Executive summary (the tl;dr)

  • Vulnerability: Stored Cross‑Site Scripting (XSS) in Include Me plugin ≤ 1.3.2 (CVE-2025-58983).
  • Required privilege (reported): Administrator.
  • Impact: Stored XSS enabling JavaScript/HTML injection that executes in visitors’ or administrators’ browsers.
  • Severity: CVSS around 5.9 (medium), context-dependent; real risk grows if administrative credentials are compromised.
  • Fixed in: 1.3.3 — update immediately if the plugin is in use.
  • If you cannot update now: restrict admin access, deactivate the plugin if feasible, enforce monitoring and containment.

Why XSS still matters (even if it “only” needs an admin)

An XSS that requires an administrator to submit content may appear low risk, but in practice administrative accounts are common targets. Password reuse, phishing and prior breaches lead to elevated likelihood that an attacker can gain admin privileges.
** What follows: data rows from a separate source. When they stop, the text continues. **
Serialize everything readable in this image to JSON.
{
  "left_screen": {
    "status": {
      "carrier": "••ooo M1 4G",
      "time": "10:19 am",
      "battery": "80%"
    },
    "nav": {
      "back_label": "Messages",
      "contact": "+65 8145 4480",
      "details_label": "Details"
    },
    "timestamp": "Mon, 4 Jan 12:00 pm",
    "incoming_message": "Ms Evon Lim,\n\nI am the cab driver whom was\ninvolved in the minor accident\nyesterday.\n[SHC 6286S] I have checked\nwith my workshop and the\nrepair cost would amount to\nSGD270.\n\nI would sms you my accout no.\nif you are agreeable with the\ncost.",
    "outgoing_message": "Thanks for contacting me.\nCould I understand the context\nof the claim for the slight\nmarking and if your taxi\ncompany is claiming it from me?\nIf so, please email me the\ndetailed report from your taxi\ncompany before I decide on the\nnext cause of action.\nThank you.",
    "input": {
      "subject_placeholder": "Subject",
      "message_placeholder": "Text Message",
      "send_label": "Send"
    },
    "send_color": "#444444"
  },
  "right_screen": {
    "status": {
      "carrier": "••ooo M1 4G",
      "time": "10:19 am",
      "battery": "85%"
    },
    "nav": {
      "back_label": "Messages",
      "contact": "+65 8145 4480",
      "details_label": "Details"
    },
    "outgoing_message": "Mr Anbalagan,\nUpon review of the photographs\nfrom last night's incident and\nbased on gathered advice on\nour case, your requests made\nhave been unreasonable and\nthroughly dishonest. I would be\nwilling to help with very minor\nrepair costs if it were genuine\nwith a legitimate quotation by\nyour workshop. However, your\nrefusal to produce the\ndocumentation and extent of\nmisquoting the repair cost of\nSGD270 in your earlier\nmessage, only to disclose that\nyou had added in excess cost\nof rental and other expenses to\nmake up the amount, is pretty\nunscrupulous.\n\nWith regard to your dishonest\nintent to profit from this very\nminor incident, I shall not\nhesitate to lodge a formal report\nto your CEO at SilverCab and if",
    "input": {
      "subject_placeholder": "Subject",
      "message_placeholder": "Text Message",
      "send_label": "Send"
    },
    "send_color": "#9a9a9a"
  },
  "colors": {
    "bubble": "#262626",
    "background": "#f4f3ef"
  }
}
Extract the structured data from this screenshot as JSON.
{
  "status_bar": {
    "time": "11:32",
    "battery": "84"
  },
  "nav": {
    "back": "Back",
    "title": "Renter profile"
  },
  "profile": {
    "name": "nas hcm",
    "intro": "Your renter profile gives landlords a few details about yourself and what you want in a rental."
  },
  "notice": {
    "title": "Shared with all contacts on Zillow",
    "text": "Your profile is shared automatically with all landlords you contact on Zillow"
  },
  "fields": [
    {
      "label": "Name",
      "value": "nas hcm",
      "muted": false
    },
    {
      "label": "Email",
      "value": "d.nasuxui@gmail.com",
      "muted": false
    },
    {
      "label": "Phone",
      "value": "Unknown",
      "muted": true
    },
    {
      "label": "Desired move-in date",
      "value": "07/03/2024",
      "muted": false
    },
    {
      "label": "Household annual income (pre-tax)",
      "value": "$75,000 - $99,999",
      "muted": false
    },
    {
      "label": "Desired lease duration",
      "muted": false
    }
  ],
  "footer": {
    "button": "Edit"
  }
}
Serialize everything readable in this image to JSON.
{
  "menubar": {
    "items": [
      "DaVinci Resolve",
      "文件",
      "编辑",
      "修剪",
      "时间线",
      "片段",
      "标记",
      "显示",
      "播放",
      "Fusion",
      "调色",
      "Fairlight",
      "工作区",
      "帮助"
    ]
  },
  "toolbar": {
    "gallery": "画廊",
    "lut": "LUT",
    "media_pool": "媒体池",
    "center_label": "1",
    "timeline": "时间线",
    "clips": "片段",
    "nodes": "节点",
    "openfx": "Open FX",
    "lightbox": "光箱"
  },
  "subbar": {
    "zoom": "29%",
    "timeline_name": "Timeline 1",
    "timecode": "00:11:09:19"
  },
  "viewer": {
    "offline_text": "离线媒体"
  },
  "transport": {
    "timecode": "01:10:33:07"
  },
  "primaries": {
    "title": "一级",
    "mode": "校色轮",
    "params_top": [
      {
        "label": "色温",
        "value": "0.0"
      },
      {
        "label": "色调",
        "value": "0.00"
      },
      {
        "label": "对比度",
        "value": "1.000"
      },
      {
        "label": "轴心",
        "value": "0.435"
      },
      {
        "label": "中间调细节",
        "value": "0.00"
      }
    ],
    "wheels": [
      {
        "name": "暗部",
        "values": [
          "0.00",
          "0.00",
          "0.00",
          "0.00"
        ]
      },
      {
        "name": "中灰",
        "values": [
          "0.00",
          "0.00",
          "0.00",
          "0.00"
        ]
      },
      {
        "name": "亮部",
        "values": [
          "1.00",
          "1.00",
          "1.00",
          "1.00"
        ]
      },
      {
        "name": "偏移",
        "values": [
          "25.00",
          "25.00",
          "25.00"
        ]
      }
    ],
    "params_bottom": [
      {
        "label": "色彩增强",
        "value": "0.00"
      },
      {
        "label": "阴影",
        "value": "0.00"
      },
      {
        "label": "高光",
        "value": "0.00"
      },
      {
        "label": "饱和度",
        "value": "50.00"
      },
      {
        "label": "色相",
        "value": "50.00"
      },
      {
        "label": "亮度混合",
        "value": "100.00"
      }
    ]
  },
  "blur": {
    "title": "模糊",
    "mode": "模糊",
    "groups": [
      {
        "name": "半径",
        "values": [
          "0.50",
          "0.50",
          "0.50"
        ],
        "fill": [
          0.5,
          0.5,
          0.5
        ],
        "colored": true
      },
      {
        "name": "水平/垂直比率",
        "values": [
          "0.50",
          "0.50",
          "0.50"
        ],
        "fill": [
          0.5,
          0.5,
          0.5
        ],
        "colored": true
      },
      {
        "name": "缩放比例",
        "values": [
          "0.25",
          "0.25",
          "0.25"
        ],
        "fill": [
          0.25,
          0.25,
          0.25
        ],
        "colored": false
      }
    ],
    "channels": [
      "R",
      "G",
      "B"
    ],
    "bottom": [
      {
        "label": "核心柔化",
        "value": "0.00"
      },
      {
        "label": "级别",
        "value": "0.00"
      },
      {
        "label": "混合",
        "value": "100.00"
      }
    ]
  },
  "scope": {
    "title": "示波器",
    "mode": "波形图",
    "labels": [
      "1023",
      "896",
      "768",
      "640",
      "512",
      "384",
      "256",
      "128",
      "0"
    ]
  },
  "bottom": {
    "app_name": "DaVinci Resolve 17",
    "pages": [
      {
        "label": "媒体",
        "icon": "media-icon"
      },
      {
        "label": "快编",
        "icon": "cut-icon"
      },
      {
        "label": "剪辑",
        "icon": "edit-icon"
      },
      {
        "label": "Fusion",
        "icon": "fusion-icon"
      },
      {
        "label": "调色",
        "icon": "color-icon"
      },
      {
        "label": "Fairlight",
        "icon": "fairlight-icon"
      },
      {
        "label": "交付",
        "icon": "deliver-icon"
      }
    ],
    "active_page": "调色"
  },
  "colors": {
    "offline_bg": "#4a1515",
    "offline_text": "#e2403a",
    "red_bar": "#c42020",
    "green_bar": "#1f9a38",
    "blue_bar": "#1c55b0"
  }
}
Stored XSS can be used to:

  • Deliver phishing pages and steal credentials.
  • Create additional admin accounts or modify content persistently.
  • Install scripts that load backdoors or persistent connectors to remote infrastructure.
  • Inject spam, malicious redirects, or SEO‑poisoning content that harms reputation.

Automated scanners will attempt exploitation quickly after disclosure — so even a seemingly minor exposure can escalate rapidly.

What the vulnerability can do (realistic attack scenarios)

Stored XSS can have many practical consequences; examples include:

  • Session theft or token exfiltration (when combined with other weaknesses).
  • Silent admin takeover flows: creating users, changing passwords, injecting persistent scripts or backdoors.
  • Malvertising, drive‑by redirects, or fake update prompts to deliver malware to visitors.
  • Phishing under the site’s own domain for higher credibility.
  • Bypassing browser‑reliant controls (stealing CSRF tokens, altering client‑side logic).

Who is affected

  • Any WordPress installation running Include Me ≤ 1.3.2 is potentially vulnerable.
  • The reported required privilege is Administrator: an attacker with admin access can exploit this to broaden control.
  • Sites with multiple operators or third‑party agencies that have admin access are higher risk.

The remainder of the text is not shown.